Article Image

IPFS News Link • Transportation

New Underwater Robot Pursues Biological Specimens Over Long Distances

• popsci.com

A new underwater robot designed to chase marine organisms and record their life stories combines the best attributes of long-distance gliders and short-trip propeller vehicles. Its creator says its range and science capabilities could completely change oceanography.

Tethys, designed at the Monterey Bay Aquarium Research Institute, represents a new class of autonomous underwater vehicles. Most AUVs sacrifice range for robust science instruments, or vice versa, leaving scientists with an incomplete picture of life on the seas. Tethys, on the other hand, can travel at high speeds for hundreds of miles, float with the currents for weeks at a time and carry a wide range of instruments.

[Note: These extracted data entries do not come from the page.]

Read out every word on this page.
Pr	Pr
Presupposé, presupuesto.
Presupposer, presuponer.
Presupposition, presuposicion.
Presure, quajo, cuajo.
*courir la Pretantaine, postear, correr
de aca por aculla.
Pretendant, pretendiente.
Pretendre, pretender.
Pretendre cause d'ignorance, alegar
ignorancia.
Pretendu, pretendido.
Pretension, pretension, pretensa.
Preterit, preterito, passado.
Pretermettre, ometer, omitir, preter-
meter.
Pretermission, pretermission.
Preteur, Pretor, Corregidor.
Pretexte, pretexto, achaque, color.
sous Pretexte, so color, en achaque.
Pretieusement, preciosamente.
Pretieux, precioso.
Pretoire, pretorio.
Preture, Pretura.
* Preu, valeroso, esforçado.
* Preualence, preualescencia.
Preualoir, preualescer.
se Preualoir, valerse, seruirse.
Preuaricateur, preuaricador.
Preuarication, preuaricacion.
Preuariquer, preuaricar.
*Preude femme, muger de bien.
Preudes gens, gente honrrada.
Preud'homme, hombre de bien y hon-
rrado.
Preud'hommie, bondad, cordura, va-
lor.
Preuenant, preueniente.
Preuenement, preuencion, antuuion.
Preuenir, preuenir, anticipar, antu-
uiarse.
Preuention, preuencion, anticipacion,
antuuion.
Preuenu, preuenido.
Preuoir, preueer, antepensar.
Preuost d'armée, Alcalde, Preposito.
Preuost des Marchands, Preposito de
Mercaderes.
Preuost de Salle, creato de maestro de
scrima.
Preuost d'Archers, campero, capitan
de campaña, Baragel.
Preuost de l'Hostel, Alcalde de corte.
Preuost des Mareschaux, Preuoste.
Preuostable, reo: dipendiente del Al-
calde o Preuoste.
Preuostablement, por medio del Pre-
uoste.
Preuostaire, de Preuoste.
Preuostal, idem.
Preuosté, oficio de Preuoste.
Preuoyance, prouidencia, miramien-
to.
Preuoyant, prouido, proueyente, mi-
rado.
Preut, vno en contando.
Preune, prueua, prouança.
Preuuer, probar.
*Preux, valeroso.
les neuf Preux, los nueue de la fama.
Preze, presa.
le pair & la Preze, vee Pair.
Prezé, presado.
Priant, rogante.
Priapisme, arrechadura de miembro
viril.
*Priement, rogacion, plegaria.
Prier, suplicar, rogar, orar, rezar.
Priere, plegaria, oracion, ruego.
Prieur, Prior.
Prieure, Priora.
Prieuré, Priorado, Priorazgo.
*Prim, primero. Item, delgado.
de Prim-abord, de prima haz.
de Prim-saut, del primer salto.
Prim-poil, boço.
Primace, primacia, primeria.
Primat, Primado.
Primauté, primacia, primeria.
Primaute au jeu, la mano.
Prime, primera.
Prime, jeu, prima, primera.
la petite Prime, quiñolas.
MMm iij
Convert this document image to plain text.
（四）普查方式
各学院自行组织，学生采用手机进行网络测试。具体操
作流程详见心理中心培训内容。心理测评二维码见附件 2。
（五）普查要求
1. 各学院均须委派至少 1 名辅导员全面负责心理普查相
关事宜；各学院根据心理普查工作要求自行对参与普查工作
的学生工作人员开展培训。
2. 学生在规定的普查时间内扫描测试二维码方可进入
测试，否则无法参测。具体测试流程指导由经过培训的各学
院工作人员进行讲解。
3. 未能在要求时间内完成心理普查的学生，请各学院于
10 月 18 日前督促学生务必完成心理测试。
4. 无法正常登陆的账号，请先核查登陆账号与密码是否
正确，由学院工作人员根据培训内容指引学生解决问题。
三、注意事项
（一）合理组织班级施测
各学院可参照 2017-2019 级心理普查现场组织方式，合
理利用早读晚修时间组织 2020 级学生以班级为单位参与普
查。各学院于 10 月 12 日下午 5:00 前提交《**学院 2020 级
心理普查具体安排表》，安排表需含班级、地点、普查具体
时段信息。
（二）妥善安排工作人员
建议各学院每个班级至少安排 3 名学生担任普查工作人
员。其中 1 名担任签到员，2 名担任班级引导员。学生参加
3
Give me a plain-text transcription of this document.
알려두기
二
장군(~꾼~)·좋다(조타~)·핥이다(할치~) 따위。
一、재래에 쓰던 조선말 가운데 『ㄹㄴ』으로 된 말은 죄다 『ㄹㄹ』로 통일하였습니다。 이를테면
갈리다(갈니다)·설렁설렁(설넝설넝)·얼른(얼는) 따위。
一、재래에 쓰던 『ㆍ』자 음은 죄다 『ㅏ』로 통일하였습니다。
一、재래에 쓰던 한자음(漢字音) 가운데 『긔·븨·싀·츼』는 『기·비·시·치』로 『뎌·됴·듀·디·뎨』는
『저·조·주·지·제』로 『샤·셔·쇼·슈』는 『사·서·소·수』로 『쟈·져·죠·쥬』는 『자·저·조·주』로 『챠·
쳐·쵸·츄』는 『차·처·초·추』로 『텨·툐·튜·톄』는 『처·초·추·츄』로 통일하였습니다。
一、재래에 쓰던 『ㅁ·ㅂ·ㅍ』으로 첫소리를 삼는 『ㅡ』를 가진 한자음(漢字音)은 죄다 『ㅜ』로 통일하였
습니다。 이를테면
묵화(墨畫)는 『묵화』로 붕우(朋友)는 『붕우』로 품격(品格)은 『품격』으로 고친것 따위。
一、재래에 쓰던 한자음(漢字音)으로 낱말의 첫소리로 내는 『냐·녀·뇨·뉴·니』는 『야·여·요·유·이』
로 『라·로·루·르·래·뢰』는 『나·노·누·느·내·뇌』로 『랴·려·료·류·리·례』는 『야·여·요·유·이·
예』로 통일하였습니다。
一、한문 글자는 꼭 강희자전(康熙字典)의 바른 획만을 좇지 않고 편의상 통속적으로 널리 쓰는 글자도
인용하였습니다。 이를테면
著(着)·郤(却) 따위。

For most of October, it crisscrossed Monterey Bay as part of an experiment to track microscopic algae patches. It did such a good job that its creators hope to send it to Hawaii eventually, using high-powered disposable batteries.

The robot’s creator, Jim Bellingham, spent four years trying to build an AUV that could bring agility and endurance to the study of oceanography. In the past, studying phenomena like algal blooms depended on luck and timing — oceanographers would stick an instrument on a mooring and hope algae would drift past it, or they would schedule a cruise and hope the bloom would happen while they were at sea, he explains in a MBARI news story.